When training large-scale models, the performance typically scales with the number of parameters and the dataset size according to a slow power law. A fundamental theoretical and practical question is whether comparable performance can be achieved with significantly smaller models and substantially less data. In this work, we provide a positive and constructive answer. We prove that a generic permutation-invariant function of $d$ objects can be asymptotically compressed into a function of $\operatorname{polylog} d$ objects with vanishing error, which is proved to be the optimal compression rate. This theorem yields two key implications: (Ia) a large neural network can be compressed to polylogarithmic width while preserving its learning dynamics; (Ib) a large dataset can be compressed to polylogarithmic size while leaving the loss landscape of the corresponding model unchanged. Implication (Ia) directly establishes a proof of the dynamical lottery ticket hypothesis, which states that any ordinary network can be strongly compressed such that the learning dynamics and result remain unchanged. (Ib) shows that a neural scaling law of the form $L\sim d^{-α}$ can be boosted to an arbitrarily fast power law decay, and ultimately to $\exp(-α' \sqrt[m]{d})$.

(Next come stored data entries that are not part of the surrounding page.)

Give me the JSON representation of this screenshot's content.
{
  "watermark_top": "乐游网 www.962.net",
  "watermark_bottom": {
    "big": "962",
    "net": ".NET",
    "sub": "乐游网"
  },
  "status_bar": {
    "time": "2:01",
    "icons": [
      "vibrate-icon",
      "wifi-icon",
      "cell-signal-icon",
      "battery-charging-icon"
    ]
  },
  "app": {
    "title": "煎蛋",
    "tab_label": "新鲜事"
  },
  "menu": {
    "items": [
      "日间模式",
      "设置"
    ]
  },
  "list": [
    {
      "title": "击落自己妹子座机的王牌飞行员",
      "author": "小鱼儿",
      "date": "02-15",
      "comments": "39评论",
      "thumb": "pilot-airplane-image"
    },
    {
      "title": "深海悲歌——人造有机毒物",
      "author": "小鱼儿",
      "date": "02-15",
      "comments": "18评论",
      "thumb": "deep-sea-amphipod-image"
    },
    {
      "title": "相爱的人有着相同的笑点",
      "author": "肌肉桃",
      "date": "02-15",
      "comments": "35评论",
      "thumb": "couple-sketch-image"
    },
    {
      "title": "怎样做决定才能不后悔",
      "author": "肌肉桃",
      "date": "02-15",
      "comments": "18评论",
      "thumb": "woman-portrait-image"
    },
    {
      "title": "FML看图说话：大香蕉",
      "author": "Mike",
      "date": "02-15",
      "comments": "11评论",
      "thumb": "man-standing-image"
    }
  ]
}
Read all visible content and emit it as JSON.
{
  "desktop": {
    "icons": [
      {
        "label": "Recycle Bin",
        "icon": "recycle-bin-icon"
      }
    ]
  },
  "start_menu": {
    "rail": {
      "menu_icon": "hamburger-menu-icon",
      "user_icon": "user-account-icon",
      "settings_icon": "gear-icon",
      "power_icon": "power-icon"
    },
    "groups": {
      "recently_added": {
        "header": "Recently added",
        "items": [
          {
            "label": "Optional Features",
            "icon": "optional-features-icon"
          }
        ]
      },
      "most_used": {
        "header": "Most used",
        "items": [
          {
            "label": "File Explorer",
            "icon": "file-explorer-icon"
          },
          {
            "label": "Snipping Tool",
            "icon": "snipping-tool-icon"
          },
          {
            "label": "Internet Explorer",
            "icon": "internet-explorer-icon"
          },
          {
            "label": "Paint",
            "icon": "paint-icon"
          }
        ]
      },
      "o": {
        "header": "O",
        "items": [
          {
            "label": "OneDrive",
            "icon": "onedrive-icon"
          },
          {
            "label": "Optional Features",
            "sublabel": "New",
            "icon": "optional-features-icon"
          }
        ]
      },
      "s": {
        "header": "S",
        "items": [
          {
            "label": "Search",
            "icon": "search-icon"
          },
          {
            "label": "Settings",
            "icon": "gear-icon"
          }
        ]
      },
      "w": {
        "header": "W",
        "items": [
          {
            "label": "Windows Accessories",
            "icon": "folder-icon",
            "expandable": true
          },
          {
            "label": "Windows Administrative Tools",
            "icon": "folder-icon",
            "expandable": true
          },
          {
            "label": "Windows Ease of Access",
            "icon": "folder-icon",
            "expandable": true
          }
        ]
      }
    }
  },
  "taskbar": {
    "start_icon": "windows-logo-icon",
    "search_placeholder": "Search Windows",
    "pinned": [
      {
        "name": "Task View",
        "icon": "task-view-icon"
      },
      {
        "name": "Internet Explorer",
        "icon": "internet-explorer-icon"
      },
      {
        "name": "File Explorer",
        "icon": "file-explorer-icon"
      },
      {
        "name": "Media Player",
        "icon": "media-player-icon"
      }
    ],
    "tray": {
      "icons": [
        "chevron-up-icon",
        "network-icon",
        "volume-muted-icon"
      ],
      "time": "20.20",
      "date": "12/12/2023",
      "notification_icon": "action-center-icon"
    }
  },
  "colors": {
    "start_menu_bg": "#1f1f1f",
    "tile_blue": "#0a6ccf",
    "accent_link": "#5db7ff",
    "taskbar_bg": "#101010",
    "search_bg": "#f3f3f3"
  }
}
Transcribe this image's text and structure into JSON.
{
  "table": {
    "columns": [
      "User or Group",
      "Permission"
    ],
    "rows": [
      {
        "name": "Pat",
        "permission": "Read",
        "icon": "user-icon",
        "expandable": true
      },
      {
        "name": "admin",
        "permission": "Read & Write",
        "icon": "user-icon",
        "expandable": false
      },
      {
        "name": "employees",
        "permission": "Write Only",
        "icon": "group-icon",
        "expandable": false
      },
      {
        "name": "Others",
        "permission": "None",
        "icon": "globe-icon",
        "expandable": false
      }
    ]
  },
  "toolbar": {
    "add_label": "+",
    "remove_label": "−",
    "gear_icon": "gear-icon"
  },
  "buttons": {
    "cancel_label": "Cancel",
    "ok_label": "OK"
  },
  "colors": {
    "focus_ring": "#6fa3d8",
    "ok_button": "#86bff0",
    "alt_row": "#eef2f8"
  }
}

翻译：在训练大规模模型时，性能通常随参数数量与数据集规模按缓慢的幂律关系缩放。一个基础性的理论与实际问题在于：能否通过显著更小的模型和大幅减少的数据实现相当的性能。本工作给出了肯定且建设性的答案。我们证明，对于$d$个对象的通用置换不变函数，可渐近压缩为仅依赖$\operatorname{polylog} d$个对象的函数，且误差趋于零，该压缩率被证明是最优的。此定理导出两个关键推论：（Ia）大型神经网络可被压缩至对数多项式宽度，同时保持其学习动态不变；（Ib）大型数据集可被压缩至对数多项式规模，且不改变对应模型的损失景观。推论（Ia）直接为动态彩票假设提供了证明，该假设断言任何普通网络均可被强压缩，使得学习动态与结果保持不变。（Ib）则表明形如$L\sim d^{-α}$的神经缩放律可被加速至任意快的幂律衰减，最终达到$\exp(-α' \sqrt[m]{d})$的形式。